Published on 30 July 2021
What started out as a Temple of Solomon to revolutionise the UK’s payment systems will now be reduced to a more manageable bungalow-sized development. Multiple layers collapse down to one.
The UK’s Payment Systems Regulator (PSR), who started this show rolling in 2015 by creating the Payment Strategy Forum, has just announced that another of its creations – Pay.UK – “should phase the development of the UK’s New Payments Architecture (NPA) by narrowing the scope of the NPA central infrastructure services (CIS) contract”.
Cheque&Credit now seem to have disappeared from the scope, just like CHAPS, LINK, Visa and Mastercard, so that the first roll-out of the NPA central infrastructure will be a 2-bed bungalow to house BACS and Faster Payments, and not the extensive country estate originally envisaged under the PSR’s own design project: the NPA Blueprint was delivered on tablets of stone to Pay.UK at the end of 2017 as an “implementable” plan, supposedly.
Pay.UK – the outcome of a revolutionary PSR-inspired move to re-unify the same payment systems that had been atomized into their own scheme companies in the mid-2000s – has worked diligently since its creation in 2017 to set up itself and its programme management units, advisory boards, governance structure and NPA re-design and tendering processes.
The PSR has also now dictated that “Pay.UK must secure this (CIS) contract through a competitive tender” and not through a “direct award”, code for not just rolling over existing contracts with Mastercard. Mastercard runs the infrastructure for BACS, Faster Payments and LINK, through its subsidiary Vocalink.
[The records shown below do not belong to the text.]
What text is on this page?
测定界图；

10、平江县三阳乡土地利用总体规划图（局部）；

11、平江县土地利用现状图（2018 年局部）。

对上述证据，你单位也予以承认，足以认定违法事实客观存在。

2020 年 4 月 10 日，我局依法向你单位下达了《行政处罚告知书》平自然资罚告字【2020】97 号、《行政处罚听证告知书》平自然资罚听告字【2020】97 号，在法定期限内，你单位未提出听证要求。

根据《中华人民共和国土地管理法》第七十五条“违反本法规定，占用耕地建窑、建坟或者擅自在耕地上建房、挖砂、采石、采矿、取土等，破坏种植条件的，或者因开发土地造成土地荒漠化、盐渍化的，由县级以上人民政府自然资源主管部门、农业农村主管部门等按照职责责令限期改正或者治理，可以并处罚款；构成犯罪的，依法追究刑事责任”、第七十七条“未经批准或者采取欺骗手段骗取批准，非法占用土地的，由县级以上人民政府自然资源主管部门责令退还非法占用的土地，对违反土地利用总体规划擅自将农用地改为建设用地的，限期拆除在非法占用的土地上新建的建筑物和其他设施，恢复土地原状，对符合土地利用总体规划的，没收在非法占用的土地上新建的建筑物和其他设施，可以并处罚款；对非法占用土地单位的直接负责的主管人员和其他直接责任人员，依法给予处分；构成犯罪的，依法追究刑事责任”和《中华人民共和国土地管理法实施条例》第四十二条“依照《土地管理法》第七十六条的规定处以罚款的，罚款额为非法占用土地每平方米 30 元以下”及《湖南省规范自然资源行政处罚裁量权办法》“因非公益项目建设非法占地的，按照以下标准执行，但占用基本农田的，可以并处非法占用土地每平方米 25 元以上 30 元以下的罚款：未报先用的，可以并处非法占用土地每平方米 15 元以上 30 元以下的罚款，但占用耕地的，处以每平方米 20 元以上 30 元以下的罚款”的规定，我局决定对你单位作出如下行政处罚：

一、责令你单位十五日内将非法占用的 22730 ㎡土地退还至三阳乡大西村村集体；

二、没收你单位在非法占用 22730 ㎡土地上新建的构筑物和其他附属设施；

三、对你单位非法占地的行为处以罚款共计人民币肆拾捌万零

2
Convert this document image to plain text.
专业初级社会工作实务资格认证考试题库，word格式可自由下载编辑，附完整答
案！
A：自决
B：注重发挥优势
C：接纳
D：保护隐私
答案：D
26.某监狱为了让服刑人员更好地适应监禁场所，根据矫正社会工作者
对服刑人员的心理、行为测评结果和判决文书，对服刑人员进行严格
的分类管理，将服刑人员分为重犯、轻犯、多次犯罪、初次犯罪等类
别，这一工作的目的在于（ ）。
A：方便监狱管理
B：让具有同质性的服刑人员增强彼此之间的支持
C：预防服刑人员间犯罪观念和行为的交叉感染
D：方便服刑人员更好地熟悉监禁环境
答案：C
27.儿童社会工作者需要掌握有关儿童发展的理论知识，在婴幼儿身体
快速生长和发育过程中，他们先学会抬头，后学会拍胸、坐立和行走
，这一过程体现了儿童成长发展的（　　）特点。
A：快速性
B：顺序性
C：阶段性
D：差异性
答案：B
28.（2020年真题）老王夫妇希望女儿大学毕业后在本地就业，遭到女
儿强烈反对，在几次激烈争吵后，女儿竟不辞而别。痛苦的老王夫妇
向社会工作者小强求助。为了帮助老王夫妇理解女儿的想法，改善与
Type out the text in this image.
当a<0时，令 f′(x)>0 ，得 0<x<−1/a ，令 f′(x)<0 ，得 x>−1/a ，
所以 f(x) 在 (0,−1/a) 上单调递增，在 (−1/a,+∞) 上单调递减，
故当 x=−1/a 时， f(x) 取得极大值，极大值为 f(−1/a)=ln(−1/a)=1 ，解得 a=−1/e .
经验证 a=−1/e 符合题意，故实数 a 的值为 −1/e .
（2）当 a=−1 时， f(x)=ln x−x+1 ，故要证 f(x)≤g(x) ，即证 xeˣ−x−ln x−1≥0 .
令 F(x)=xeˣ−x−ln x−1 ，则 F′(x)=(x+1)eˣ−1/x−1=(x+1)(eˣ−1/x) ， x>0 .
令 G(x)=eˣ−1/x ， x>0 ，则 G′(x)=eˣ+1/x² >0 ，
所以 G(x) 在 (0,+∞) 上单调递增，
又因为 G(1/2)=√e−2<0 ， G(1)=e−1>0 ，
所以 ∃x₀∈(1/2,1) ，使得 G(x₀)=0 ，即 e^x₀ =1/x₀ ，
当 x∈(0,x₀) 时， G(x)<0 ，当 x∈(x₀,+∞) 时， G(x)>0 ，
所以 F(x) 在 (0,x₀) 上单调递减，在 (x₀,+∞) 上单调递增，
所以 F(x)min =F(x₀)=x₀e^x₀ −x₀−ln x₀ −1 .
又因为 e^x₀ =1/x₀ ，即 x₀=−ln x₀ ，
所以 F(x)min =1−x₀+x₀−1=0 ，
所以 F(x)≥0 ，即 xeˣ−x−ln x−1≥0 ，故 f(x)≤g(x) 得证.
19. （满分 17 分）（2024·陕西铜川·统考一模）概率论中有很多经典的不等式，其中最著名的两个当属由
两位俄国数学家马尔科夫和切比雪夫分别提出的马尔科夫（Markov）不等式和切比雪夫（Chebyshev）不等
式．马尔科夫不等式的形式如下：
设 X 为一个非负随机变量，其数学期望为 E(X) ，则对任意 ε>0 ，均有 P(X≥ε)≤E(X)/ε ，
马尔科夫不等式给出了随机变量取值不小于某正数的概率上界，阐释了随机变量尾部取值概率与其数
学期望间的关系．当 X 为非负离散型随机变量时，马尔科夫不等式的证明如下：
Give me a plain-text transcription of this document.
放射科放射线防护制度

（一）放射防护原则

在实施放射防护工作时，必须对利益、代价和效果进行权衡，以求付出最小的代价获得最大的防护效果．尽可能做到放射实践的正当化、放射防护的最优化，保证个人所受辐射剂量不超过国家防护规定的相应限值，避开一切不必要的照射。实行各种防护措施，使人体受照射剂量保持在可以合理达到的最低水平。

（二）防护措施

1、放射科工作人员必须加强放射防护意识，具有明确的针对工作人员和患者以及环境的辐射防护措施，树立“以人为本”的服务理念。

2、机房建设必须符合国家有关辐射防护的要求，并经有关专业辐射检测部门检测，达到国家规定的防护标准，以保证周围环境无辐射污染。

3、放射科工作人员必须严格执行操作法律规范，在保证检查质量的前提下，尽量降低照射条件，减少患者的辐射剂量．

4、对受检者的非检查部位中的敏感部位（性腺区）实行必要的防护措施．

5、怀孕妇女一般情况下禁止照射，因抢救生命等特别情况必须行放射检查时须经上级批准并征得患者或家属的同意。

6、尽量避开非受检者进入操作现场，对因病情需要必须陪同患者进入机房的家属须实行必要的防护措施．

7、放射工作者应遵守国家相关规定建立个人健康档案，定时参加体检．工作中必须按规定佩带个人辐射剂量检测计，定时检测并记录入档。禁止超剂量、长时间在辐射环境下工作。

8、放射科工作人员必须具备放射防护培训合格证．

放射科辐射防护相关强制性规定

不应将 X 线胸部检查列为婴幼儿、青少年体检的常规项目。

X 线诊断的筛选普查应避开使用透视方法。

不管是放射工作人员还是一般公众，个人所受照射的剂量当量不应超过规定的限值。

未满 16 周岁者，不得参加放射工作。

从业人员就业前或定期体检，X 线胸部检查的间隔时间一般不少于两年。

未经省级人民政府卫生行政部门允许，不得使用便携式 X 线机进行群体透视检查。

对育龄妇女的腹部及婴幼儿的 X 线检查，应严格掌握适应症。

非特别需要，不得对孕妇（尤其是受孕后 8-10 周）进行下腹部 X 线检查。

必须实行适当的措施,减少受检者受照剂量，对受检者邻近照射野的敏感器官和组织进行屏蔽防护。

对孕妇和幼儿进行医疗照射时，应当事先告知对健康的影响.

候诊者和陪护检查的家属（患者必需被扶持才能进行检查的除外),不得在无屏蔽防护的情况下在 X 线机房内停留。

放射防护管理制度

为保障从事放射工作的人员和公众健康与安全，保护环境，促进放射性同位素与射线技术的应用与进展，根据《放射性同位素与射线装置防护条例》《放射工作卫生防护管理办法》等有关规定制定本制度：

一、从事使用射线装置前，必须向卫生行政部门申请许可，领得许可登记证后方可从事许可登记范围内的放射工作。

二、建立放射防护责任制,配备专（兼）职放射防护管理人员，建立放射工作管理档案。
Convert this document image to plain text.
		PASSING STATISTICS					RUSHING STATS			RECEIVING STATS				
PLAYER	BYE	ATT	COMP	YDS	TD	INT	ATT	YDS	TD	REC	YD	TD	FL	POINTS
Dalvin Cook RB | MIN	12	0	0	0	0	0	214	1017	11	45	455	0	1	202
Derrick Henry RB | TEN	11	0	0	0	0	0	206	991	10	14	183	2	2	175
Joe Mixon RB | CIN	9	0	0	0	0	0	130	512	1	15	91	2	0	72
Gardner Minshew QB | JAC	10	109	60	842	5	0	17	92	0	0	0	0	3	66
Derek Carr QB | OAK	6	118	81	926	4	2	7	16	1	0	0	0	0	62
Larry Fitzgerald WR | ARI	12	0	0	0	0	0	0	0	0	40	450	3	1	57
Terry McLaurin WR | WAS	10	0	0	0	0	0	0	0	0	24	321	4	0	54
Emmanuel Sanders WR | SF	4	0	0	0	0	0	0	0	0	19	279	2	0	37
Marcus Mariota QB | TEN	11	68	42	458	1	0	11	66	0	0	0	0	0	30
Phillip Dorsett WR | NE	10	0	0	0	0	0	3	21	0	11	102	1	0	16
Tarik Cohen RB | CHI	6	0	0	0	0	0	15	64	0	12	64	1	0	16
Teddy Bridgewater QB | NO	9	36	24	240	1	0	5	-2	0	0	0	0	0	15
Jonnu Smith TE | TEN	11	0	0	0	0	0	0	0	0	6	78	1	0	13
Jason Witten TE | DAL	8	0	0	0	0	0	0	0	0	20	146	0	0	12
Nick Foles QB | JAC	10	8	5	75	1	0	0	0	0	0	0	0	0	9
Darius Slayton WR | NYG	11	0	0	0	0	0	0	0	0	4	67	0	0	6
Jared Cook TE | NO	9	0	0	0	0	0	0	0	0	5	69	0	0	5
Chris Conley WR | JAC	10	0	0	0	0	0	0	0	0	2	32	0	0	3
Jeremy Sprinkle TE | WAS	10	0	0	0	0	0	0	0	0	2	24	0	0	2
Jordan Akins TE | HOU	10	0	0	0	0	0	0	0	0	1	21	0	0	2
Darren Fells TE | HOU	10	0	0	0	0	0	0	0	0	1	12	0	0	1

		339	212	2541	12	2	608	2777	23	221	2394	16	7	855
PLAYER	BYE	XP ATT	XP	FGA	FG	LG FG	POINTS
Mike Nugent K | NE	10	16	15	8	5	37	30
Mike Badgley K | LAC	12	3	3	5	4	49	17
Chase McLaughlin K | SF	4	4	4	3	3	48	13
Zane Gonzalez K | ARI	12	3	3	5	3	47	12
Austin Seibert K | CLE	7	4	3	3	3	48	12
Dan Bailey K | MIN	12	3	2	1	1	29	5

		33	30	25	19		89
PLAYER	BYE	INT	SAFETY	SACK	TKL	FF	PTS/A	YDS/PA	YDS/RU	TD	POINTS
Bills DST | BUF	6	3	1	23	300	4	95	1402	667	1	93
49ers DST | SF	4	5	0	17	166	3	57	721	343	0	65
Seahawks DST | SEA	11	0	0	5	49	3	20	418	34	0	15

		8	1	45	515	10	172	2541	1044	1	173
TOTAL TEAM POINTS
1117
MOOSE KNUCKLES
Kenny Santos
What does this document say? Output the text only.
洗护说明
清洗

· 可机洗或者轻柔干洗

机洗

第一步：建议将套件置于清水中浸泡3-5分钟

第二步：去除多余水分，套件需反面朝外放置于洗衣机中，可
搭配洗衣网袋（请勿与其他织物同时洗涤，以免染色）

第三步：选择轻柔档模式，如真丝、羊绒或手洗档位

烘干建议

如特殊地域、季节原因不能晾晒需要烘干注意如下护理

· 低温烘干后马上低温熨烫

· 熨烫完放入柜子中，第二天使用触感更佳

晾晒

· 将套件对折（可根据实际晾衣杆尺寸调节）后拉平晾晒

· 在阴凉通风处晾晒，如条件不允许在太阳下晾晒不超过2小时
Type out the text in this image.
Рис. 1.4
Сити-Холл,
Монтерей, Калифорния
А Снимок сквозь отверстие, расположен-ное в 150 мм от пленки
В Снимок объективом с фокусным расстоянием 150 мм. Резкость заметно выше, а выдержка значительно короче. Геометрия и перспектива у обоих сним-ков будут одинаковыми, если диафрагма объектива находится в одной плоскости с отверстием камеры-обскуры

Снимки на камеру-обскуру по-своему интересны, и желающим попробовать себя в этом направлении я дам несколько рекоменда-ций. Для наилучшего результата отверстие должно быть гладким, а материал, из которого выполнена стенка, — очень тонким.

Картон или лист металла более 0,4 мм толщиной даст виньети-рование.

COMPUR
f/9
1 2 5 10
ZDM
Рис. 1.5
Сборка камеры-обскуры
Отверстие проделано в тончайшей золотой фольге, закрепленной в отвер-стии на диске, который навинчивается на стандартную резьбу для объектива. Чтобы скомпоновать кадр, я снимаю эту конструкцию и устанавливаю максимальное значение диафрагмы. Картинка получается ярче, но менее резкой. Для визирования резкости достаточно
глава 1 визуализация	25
Another of the PSR’s masterstrokes was to dictate that the major UK banks should divest themselves of Vocalink, because of the market dominance of those banks over UK payments. Under the PSR’s intended “layered market model” there should be several separate marketplaces for layers like infrastructure provision, payment scheme management, settlement, and provision of payment services to end-users. No one market actor should have a dominant market share of any one layer, and ideally each layer should contain its own set of market actors, competing with one another for the business of the actors in the layers above and below.
There should be no monoliths, either actual or substantive (meaning 5 or 6 major banks acting as a de facto monolith). This has backfired as well: UK payments now has an actual duolith in the shapes of Mastercard and Visa, who were already strongly positioned in more than one layer before the PSR was created and who have benefitted enormously from the move to online shopping during the pandemic, from the switch from cash to card, and from digitalisation in general.
Both Mastercard and Visa are themselves payment systems regulated by the PSR but were exempted from being compelled to layer their own business models by splitting off their scheme management from the provision of infrastructure. LINK was compelled to do this, but Mastercard and Visa were not.
Where do we go from here? Heaven knows. The PSR has made an enormous hash of the UK’s payment landscape. It started off by directly steering developments through the Payment Strategy Forum and its various Directions and Specific Directions, and now it attempts inexpertly to steer them through the organisations its initial steering created. What a mess! And there is no chance of going back to the status quo ante.
It would be funny if this fiasco did not represent a colossal systemic financial risk falling directly on UK consumers and businesses. There is one comfort for if it does go wrong and there aren’t any credit transfers or direct debits to pay for the things money should be able to buy, though, because for everything else there’s Mastercard and Visa.